One interesting choice from Pokey Chatman for this game, which the Sky stuck with all night, was using Delle Donne to guard Candice Dupree while Swin Cash took DeWanna Bonner. It’s an awkward decision for Chicago. Most teams don’t have a scoring threat at all three frontcourt spots, so Delle Donne generally takes the least dangerous of the three while Cash and Fowles cover the others. But Bonner, Dupree and Griner can all hurt you, so Delle Donne really has to work. Putting her on Dupree made Delle Donne the de facto power forward on defense, which caused some occasional problems for the Sky. She did okay on Dupree individually, but as an interior help defender she’s still a step slow on occasion and left some gaps. It was a nice test, though. Cash and Fowles aren’t always going to be there to cover for her, so Delle Donne’s defensive game is going to have to progress as she gains more experience.
From a Sky perspective, there was too much penetration in general from the Mercury in the opening stages. Fowles was doing a great job keeping Griner away from deep position in the paint, but the likes of James, Alexis Hornbuckle and Charde Houston were piercing the defense too easily off the dribble. Epiphanny Prince hit a couple of deep jumpers early (usually a good sign that Chicago might get something from her) and Delle Donne made some shots, but the shorthanded Mercury were on top.
After trailing by as many as eight points for much of the first half, Chicago came back into it as we approached halftime. Prince had stopped hitting anything, but she was making it to the free throw line instead. Meanwhile Fowles was unsurprisingly feasting on the offensive boards. Griner likes to play help defense on anyone who shows any hint of penetrating into the lane, and often that’s great. It dissuades opponents from even trying to drive at times, and results in plenty of blocks. She had two on Courtney Vandersloot in the first half that were so comprehensive they were a little embarrassing for the Sky point guard. But it leaves big gaps behind Griner on the glass, because whoever she’s guarding initially is usually left alone to rebound. When that’s Sylvia Fowles, generally the best offensive rebounder in the women’s game, it’s very dangerous. Chicago were back within 40-36 at halftime.

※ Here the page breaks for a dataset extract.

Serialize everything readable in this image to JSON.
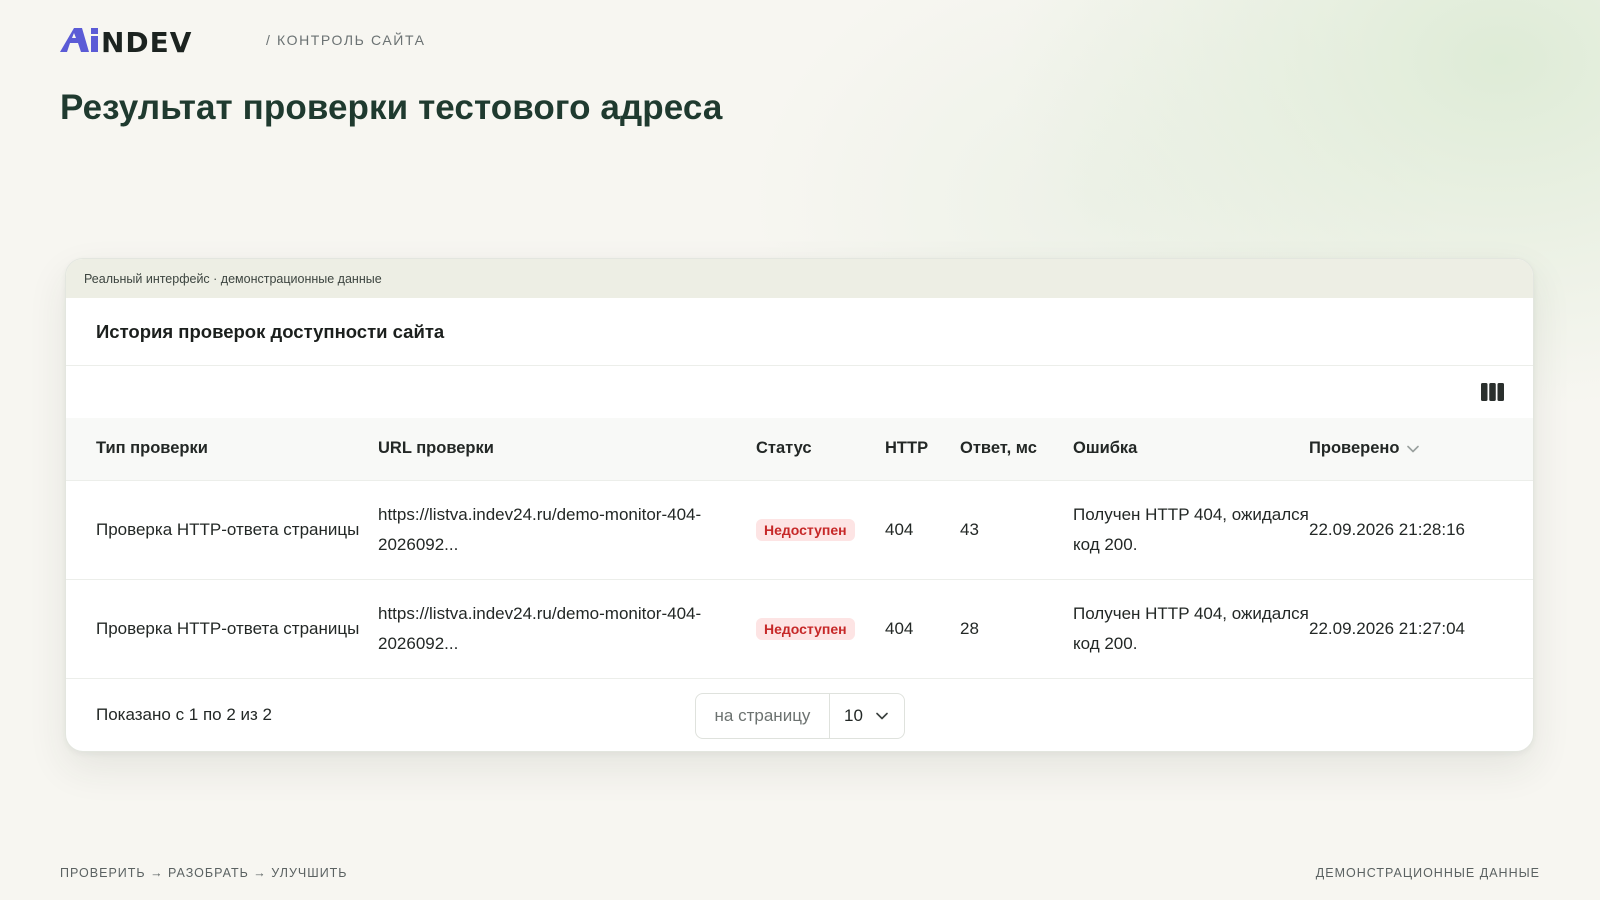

Even without Taurasi or Taylor, Phoenix continued to stay in charge of much of the second half. Griner started the third quarter nicely, with a block of Fowles and a nice turnaround in the lane, before drawing a foul on another attempt and then breaking Bonner open for a jumper with a (largely illegal but uncalled) screen on Cash. Then the Mercury largely just out-shot Chicago for most of the third quarter, with Delle Donne peripheral to the action and Fowles even less involved. It’s a problem Chicago have sometimes – allowing their star players to drift out of the game – and Phoenix’s performance was good enough to take advantage. Especially with Prince continuing to fire away and miss at will.
The Mercury were still up by seven points midway through the fourth quarter when Griner picked up her fifth foul with a silly, half-hearted reach on a Swin Cash post move. The drop-off from Griner to Krystal Thomas at the pivot for Phoenix is so significant that the rookie really has to be careful when she’s in foul trouble (which is fairly frequently). Occasional rest is fine; enforced absence at crunch time isn’t. By the time Russ Pennell took a timeout with barely two minutes left in the game – specifically so that he could get Griner back in – the Sky had tied things up. Fowles was more active looking for the ball and her teammates focussed more on feeding her when Thomas was her only opposition inside, plus Prince had a driving layup that she might not have even tried if Griner was waiting for her at the rim.
A series of missed jumpers at both ends of the floor set up a grandstand finish. Prince managed to draw a foul on a drive, then went 1-of-2 at the line for a one-point Sky lead with 33 seconds left. Rookie guard James broke off a play to go to the rim for Phoenix, only to be rejected by Fowles. Then Vandersloot went 1-of-2 as well, before James redeemed herself. She came straight down the floor, used a drag screen from Griner, pulled up from 18 feet and nailed a jumper to tie the game. It was a big-time play from a kid who wasn’t even in the league until late July.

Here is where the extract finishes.